The Disgraced World of America’s Favorite Past Time

Earlier this week, the world of professional sport was rocked by Mark McGwire’s public confession that he was on the juice.

The former Major League Baseball player, who’s professional career included the awe inspiring 70-home run recording breaking summer in 1998, announced that he was in fact on anabolic steroids, for that glorious summer, and during much of the later part of his baseball career.

McGwire retired from the sport and from public life in 2001, but suddenly this week, he pops out of nowhere to unload his great big secret.

Was it a sense of guilt that prompted McGwire to come out of hiding and tell the world he cheated?

NO.

He accepted a job offer to coach one of his former teams, the St. Louis Cardinals which led to his public confession. Although he will no longer be whacking balls out of the park, as a coach on a Major League Baseball team, he will no doubt be once again in the public eye.

And it was that fear of coming back into the public spotlight which prompted McGwire to come out with his confession.
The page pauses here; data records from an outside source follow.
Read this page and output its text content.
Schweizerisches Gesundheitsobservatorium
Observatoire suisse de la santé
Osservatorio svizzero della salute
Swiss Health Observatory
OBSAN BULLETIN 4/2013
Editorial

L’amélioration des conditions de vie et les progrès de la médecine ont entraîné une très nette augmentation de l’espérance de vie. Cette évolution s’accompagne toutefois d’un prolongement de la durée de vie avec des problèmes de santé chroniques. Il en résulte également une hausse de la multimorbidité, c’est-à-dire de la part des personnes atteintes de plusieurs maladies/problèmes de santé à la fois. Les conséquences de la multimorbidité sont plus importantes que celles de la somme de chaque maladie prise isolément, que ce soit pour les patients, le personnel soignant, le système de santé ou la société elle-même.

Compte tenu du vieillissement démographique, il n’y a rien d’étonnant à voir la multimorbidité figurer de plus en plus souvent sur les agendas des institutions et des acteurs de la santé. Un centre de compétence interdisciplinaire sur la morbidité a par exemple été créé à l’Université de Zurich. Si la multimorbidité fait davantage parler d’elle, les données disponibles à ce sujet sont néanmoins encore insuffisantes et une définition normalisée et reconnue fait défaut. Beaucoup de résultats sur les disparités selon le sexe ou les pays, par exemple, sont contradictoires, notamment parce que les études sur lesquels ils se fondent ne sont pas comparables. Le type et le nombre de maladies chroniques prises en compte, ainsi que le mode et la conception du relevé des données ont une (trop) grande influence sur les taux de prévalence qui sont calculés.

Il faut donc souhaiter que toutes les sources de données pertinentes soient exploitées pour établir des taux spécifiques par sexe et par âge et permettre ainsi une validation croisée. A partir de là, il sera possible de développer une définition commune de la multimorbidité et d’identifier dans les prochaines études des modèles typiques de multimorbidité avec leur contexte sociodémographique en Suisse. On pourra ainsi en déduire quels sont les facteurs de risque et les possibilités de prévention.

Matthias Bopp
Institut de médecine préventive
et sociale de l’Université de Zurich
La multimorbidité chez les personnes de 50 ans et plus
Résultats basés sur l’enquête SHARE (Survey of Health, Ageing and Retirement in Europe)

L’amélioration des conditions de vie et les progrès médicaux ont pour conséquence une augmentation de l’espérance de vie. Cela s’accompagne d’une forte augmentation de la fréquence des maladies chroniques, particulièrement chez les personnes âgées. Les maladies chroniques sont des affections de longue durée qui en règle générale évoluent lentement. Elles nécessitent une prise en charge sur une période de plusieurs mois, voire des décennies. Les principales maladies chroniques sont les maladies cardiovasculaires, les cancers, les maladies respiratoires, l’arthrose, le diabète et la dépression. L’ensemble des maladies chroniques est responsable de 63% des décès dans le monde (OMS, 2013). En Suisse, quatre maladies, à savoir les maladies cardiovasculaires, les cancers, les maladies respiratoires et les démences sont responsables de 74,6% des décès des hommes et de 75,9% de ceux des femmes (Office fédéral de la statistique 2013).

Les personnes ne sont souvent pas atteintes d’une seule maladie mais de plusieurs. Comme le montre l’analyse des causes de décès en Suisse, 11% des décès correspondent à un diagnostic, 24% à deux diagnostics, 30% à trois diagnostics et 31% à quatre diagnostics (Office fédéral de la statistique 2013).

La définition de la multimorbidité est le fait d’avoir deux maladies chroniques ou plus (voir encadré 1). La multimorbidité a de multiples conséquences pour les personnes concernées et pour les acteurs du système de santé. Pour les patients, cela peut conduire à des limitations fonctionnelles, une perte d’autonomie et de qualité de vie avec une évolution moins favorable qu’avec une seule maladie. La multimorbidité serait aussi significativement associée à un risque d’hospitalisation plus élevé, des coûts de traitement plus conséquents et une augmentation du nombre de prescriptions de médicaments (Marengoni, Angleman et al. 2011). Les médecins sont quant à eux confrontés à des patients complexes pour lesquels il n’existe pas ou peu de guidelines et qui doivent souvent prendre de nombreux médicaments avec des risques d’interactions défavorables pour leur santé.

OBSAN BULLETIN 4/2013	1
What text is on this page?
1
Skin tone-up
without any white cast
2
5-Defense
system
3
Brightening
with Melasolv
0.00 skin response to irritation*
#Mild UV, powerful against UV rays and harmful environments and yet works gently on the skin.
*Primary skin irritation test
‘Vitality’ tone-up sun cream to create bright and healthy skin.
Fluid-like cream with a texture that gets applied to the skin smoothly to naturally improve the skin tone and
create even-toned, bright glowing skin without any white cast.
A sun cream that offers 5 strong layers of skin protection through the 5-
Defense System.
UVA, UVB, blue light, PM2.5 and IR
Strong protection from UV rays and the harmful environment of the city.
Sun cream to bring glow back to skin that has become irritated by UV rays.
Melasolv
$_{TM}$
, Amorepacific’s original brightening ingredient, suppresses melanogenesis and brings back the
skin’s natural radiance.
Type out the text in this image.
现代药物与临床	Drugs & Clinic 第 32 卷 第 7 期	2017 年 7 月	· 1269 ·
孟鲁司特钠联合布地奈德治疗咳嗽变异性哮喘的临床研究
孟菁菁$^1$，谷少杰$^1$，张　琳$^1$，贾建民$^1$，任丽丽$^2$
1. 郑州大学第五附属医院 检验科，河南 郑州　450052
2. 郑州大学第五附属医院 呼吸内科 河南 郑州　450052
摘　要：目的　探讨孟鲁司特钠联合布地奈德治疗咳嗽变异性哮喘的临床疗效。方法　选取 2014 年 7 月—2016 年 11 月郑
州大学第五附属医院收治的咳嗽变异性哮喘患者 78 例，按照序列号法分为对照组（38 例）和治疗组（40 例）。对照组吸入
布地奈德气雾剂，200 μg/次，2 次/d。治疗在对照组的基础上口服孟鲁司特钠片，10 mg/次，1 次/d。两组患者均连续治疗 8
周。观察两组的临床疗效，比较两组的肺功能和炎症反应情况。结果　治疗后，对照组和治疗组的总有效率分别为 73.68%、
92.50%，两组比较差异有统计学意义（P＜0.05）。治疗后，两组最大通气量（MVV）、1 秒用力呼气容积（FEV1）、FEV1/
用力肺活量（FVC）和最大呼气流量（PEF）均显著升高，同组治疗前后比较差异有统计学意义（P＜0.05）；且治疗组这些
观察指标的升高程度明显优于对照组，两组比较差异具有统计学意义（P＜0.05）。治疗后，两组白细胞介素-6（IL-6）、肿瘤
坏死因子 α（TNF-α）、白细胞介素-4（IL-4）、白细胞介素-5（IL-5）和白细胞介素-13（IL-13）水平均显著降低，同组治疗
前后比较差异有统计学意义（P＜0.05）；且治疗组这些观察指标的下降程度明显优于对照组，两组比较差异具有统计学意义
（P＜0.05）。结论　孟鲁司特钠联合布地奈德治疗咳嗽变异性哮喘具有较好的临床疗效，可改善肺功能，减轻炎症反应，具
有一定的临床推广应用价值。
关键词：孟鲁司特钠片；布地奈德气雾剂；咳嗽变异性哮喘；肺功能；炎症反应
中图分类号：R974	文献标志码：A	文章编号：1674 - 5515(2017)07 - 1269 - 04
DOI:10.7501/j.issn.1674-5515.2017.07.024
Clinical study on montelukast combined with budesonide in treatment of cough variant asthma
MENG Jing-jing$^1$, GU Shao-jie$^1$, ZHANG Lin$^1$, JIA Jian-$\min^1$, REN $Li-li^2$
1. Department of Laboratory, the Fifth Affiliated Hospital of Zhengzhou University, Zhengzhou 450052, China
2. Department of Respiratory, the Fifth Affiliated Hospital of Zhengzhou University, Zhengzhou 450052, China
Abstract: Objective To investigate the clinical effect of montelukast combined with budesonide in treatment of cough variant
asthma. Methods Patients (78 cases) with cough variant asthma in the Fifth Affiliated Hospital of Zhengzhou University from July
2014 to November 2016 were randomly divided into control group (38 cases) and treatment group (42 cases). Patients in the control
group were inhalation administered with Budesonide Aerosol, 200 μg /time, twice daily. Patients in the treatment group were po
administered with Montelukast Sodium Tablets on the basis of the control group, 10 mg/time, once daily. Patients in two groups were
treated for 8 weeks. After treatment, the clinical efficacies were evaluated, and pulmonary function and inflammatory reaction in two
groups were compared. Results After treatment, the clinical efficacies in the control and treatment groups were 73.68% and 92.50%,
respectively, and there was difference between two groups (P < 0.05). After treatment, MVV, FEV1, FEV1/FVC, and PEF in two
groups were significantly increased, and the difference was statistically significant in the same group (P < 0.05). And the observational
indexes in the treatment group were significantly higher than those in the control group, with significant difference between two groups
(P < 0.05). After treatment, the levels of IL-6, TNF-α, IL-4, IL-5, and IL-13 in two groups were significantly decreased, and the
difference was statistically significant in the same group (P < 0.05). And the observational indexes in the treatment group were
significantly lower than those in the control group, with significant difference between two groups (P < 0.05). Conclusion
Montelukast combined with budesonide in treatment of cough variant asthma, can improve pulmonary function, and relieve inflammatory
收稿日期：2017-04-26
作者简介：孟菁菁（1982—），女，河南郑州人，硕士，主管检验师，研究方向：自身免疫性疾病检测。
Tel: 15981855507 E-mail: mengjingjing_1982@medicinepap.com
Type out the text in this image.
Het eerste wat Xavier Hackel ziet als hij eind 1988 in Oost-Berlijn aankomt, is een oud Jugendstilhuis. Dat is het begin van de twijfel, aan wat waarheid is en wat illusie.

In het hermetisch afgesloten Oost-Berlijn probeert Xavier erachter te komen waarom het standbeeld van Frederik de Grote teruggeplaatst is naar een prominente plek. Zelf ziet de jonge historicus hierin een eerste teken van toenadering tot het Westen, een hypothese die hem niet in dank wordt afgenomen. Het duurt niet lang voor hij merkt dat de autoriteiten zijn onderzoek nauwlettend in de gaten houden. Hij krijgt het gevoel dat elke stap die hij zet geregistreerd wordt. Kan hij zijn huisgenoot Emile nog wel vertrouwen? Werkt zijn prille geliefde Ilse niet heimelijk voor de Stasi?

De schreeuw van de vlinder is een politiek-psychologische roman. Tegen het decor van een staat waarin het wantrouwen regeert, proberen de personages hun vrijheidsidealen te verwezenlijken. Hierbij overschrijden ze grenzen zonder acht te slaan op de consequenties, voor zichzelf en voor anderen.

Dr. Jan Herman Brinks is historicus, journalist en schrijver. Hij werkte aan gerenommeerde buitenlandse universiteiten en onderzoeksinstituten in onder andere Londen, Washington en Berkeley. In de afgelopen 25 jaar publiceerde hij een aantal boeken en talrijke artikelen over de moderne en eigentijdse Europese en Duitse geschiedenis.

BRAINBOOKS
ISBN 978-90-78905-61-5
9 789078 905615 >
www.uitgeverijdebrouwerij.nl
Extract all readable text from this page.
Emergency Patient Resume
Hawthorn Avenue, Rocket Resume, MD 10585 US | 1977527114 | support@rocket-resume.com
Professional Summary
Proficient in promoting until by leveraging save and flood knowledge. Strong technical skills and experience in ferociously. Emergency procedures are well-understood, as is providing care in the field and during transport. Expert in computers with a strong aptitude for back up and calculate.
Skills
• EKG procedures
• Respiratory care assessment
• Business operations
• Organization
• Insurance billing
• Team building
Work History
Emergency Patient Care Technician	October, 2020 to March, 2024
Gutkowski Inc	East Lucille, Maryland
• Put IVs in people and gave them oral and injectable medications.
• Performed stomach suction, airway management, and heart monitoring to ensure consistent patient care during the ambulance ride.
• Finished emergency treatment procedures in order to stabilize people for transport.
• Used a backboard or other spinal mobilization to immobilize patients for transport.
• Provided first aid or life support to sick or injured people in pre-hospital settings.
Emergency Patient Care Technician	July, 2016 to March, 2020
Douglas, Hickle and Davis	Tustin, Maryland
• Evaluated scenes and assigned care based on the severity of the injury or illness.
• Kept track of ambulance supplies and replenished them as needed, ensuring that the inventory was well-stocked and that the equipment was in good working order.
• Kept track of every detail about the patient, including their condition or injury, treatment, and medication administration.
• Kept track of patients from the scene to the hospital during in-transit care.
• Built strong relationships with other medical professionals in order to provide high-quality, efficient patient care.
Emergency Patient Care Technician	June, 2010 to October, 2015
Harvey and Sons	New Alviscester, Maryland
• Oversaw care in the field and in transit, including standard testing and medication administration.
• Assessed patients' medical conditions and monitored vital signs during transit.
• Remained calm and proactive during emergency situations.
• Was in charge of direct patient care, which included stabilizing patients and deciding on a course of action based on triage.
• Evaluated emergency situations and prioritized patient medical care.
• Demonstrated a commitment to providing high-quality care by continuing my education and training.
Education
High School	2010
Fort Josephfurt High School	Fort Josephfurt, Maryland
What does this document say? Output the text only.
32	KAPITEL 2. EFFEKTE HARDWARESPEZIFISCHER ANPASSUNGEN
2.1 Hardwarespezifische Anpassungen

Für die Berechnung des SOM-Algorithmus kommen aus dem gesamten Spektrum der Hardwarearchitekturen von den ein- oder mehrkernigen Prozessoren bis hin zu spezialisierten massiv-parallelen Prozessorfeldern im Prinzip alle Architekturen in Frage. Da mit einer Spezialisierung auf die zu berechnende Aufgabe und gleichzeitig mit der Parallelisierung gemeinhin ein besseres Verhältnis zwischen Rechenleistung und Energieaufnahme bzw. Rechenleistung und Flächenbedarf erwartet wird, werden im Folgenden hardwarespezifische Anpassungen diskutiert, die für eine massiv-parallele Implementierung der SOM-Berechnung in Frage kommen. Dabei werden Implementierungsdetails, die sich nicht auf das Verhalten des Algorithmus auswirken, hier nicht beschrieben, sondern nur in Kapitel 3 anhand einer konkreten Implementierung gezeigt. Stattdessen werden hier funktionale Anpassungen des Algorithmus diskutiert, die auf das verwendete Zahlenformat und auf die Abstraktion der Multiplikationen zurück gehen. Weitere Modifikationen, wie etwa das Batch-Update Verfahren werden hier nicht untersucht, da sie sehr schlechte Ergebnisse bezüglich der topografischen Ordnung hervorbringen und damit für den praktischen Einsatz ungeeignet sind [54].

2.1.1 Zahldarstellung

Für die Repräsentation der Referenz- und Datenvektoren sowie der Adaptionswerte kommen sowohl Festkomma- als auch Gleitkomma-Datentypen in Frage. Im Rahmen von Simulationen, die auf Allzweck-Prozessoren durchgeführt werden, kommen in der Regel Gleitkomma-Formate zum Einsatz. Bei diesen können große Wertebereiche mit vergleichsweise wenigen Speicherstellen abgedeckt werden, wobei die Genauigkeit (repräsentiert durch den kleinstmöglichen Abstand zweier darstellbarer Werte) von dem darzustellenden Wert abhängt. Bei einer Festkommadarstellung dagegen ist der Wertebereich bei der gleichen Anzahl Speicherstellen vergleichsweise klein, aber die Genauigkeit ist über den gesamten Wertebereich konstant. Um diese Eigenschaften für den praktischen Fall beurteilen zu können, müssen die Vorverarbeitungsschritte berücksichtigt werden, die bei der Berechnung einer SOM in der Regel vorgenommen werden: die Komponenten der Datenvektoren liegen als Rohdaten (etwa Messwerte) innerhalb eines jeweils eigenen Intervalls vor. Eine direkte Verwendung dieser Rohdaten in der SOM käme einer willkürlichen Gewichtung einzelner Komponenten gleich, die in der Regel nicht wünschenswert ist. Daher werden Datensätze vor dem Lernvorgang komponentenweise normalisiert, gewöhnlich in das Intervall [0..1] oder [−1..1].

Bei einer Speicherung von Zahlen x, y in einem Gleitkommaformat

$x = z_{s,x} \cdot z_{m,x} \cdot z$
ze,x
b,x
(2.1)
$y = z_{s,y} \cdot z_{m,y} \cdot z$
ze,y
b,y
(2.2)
I remember during that fateful summer of 1998, as he and fellow teammate Jose Canseco, under the guidance and leadership of the Oakland Athletics manager Tony La Russa were having a slug-fest. Both McGwire and Canseco were in a tight home run race, each with a dedicated smattering of fans cheering their respective players on, as they both edged ever nearer the all-time home run record set originally by the Babe himself, Babe Ruth.

During this home run derby, just as many theories about how the two ballplayers were able to hit so many home runs surfaced, as fans were drawn to the stands to watch the balls fly.

Some said it was because of the hot and dry summer, claiming baseballs fly further when hit in warm atmospheric conditions than colder ones (which actually has been proved true). More fanatical fans claimed the two baseball players were under the influence of the ghost of the Babe.

A more likely reason the home run record had never been broken since Babe Ruth’s time, was because the game of baseball had changed so much. Back in the Babe’s day, ballparks were smaller, so it was easier to hit home runs.

Also, back in the days of the Babe, professional athletes weren’t managed and trained in the same intense manner. The players back in the old days often just showed up at the ballpark, got into uniform, and played ball. These days, the players go through rigorous individual and team fitness programs, led by some of the best and most sought after professional trainers. By the time you are in your hard uncomfortable seat at the ballpark with your hotdog dripping mustard on your neighbors lap, the players have usually just wrapped up their second or third-hour of training.

That said, and despite the questionable behavior of using performance enhancing drugs, just as McGwire said – sometimes while he was on those drugs he had bad days, and sometimes while he was on those drugs he had good days. There’s no question Mark McGwire is a very talented ballplayer, with the lightening quick reflexes, sharp eye for pitches, and all the other skills and attributes he needed to make it in the big leagues.

The use of the juice just gave him an edge – albeit an unfair edge over the other players.

Although in the end, the choice whether to take or not to take performance enhancing drugs is a decision which McGwire and other athletes must make on their own, part of the blame does come from you and me.

When we cheer on the monstrous players as they grow bigger, stronger, and run, jump, pitch and hit faster and further, we are driving them closer to taking those drugs.

We aren’t so much yelling at them to take the drugs directly, but there must come a point in time where they know they just can’t physically do any better on their own. The human body is an incredibly agile machine, but all machines have their limits.

When an athlete reaches that limit, he or she must be under enormous pressure to find a way to pass his or her own physical limitations.

With steroids and other illegal substances constantly hovering off in the distance, it doesn’t take much to push someone over the edge, to do the wrong thing.

Taking performance enhancing drugs is wrong – just ask Ben Johnson. He was the fastest man in the world for the briefest of times. As soon as it was discovered that he had taken performance enhancing drugs, they took away the famed Canadian’s Olympic sprinter’s medal, and he – and his country – were disgraced.

Mark McGwire shouldn’t be allowed to coach, or do anything else in any professional sport – now that he’s confessed his sin. As soon as he spoke out, he disgraced himself, his sport and his country, because he’s not just admitting he took these performance enhancing drugs, indirectly, he’s admitting there was and most likely still is a drug problem in his sport, and his country.